The antidepressant Cymbalta (duloxetine) has been approved for osteoarthritis pain as well. It's a serotonin-norepinephrine reuptake inhibitor, or SNRI, that was first approved by the FDA in 2004.
Synvisc, Supartz, Euflexxa, Orthovisc, and Hyalgan are drugs given as a series of three to five weekly joint injections that can relieve pain in some people with osteoarthritis. Currently, these drugs are only approved for knee osteoarthritis.
When osteoarthritis pain is severe and other treatments are not working, some doctors will give stronger pain pills, such as narcotics.
Unfortunately, none of these will reverse or slow the progression of joint damage caused by osteoarthritis.
How Does Weight and Exercise Impact Osteoarthritis?
Staying at your recommended weight helps prevent osteoarthritis of the knees, reduces the stress on weight-bearing joints, and reduces pain in joints already affected. Once you have osteoarthritis, losing weight also can relieve the stress and pain in your knees.
Exercise is important to improve joint movement and to strengthen the muscles that surround the joints. Gentle exercises, such as swimming or walking on flat surfaces, are recommended because they are less stressful on your joints. Avoid activities that increase joint pain, such as jogging or high impact aerobics.

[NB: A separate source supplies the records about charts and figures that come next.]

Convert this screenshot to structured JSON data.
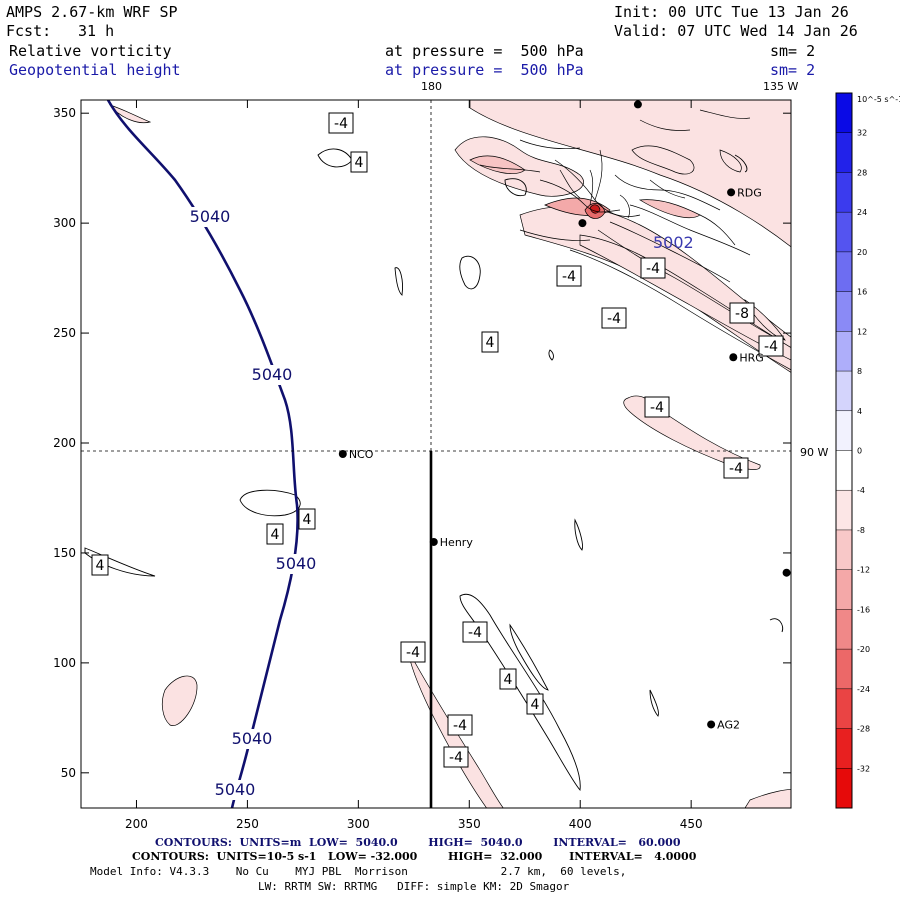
{
  "header": {
    "model": "AMPS 2.67-km WRF SP",
    "init": "Init: 00 UTC Tue 13 Jan 26",
    "fcst_label": "Fcst:",
    "fcst_value": "31 h",
    "valid": "Valid: 07 UTC Wed 14 Jan 26",
    "field1_name": "Relative vorticity",
    "field1_level": "at pressure =  500 hPa",
    "field1_sm": "sm= 2",
    "field2_name": "Geopotential height",
    "field2_level": "at pressure =  500 hPa",
    "field2_sm": "sm= 2"
  },
  "chart_data": {
    "type": "contour",
    "x_ticks": [
      200,
      250,
      300,
      350,
      400,
      450
    ],
    "y_ticks": [
      50,
      100,
      150,
      200,
      250,
      300,
      350
    ],
    "xlim": [
      175,
      495
    ],
    "ylim": [
      34,
      356
    ],
    "geo_labels": {
      "lon_180": "180",
      "lon_135w": "135 W",
      "lat_90w": "90 W"
    },
    "height_contour": {
      "name": "Geopotential height",
      "units": "m",
      "value": 5040,
      "label": "5040"
    },
    "height_labels": [
      "5040",
      "5040",
      "5040",
      "5040",
      "5040"
    ],
    "high_value_label": "5002",
    "vorticity_labels": [
      "-4",
      "4",
      "-4",
      "-4",
      "-4",
      "-8",
      "-4",
      "4",
      "-4",
      "-4",
      "4",
      "4",
      "4",
      "-4",
      "4",
      "4",
      "-4",
      "-4"
    ],
    "stations": [
      {
        "name": "RDG",
        "x": 468,
        "y": 314
      },
      {
        "name": "HRG",
        "x": 469,
        "y": 239
      },
      {
        "name": "NCO",
        "x": 293,
        "y": 195
      },
      {
        "name": "Henry",
        "x": 334,
        "y": 155
      },
      {
        "name": "AG2",
        "x": 459,
        "y": 72
      },
      {
        "name": "",
        "x": 401,
        "y": 300
      },
      {
        "name": "",
        "x": 426,
        "y": 354
      },
      {
        "name": "",
        "x": 493,
        "y": 141
      }
    ],
    "colorbar": {
      "units": "10^-5 s^-1",
      "labels": [
        "32",
        "28",
        "24",
        "20",
        "16",
        "12",
        "8",
        "4",
        "0",
        "-4",
        "-8",
        "-12",
        "-16",
        "-20",
        "-24",
        "-28",
        "-32"
      ],
      "colors": [
        "#0a0ae6",
        "#2222ea",
        "#3b3bee",
        "#5454f0",
        "#6d6df2",
        "#8a8af6",
        "#aeaefa",
        "#d4d4fc",
        "#f2f2fe",
        "#ffffff",
        "#fce6e6",
        "#f8c8c8",
        "#f4a8a8",
        "#f08888",
        "#ec6868",
        "#ea4444",
        "#e82020",
        "#e60a0a"
      ]
    }
  },
  "footer": {
    "line1": "CONTOURS:  UNITS=m  LOW=  5040.0        HIGH=  5040.0        INTERVAL=   60.000",
    "line2": "CONTOURS:  UNITS=10-5 s-1   LOW= -32.000        HIGH=  32.000       INTERVAL=   4.0000",
    "line3": "Model Info: V4.3.3    No Cu    MYJ PBL  Morrison              2.7 km,  60 levels,",
    "line4": "LW: RRTM SW: RRTMG   DIFF: simple KM: 2D Smagor"
  }
}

Exercises that strengthen the quadriceps muscle reduce knee pain in patients with osteoarthritis.
Are There Alternative Treatments for Osteoarthritis?
Some medical research has shown that the supplements glucosamine and chondroitin may relieve pain in some people with osteoarthritis -- especially in the knee. There is no evidence that glucosamine can help rebuild cartilage.
Some people also use methylsulfonylmethane (MSM) and S-adenosylmethionine (SAM-e) for arthritis but there is questionable medical evidence showing their benefits. MSM is a naturally occurring compound that is taken as a dietary supplement.
Acupuncture and bioelectric therapy also may be useful at relieving pain.
What Supportive Devices Are Available to Help With Osteoarthritis?
Supportive or assistive devices may be helpful to decrease pressure on the joints with osteoarthritis. Knee supports may be helpful for some people to stabilize the ligaments and tendons and decrease pain. Canes or crutches may be helpful to take pressure off certain joints.
In addition to pain relief, assistive devices improve function and prevent falls. A licensed physical therapist or other health care professional is needed to recommend what devices are best for you.
Is There a Surgery for Osteoarthritis?
When osteoarthritis pain is not controlled with medications and the other mentioned treatments, or when the pain prevents you from participating in your normal activities, you may want to consider surgery.
There are several types of surgery for osteoarthritis. They include:
- Arthroscopy to clean out the damaged cartilage has not been proven in recent studies to be effective for osteoarthritis.
- Joint replacement surgery to replace the damaged joint with an artificial one. Joint replacement surgery should be considered when the severity of the joint pain significantly interferes with a person’s function and quality of life. Even under the best of circumstances, surgery cannot return the joint to its normal state (artificial joints do not have all of the motion of a normal joint). However, an artificial joint will diminish pain. The two joints most often replaced are the hip and the knee. Artificial joints are now also available to replace shoulders, fingers, elbows, ankles, and back joints to treat severe pain that has not responded to other treatments.
- Joint fusion removes the damaged joint and fuses the two bones on each side of the joint. This is done more often in areas in which joint replacement is not effective.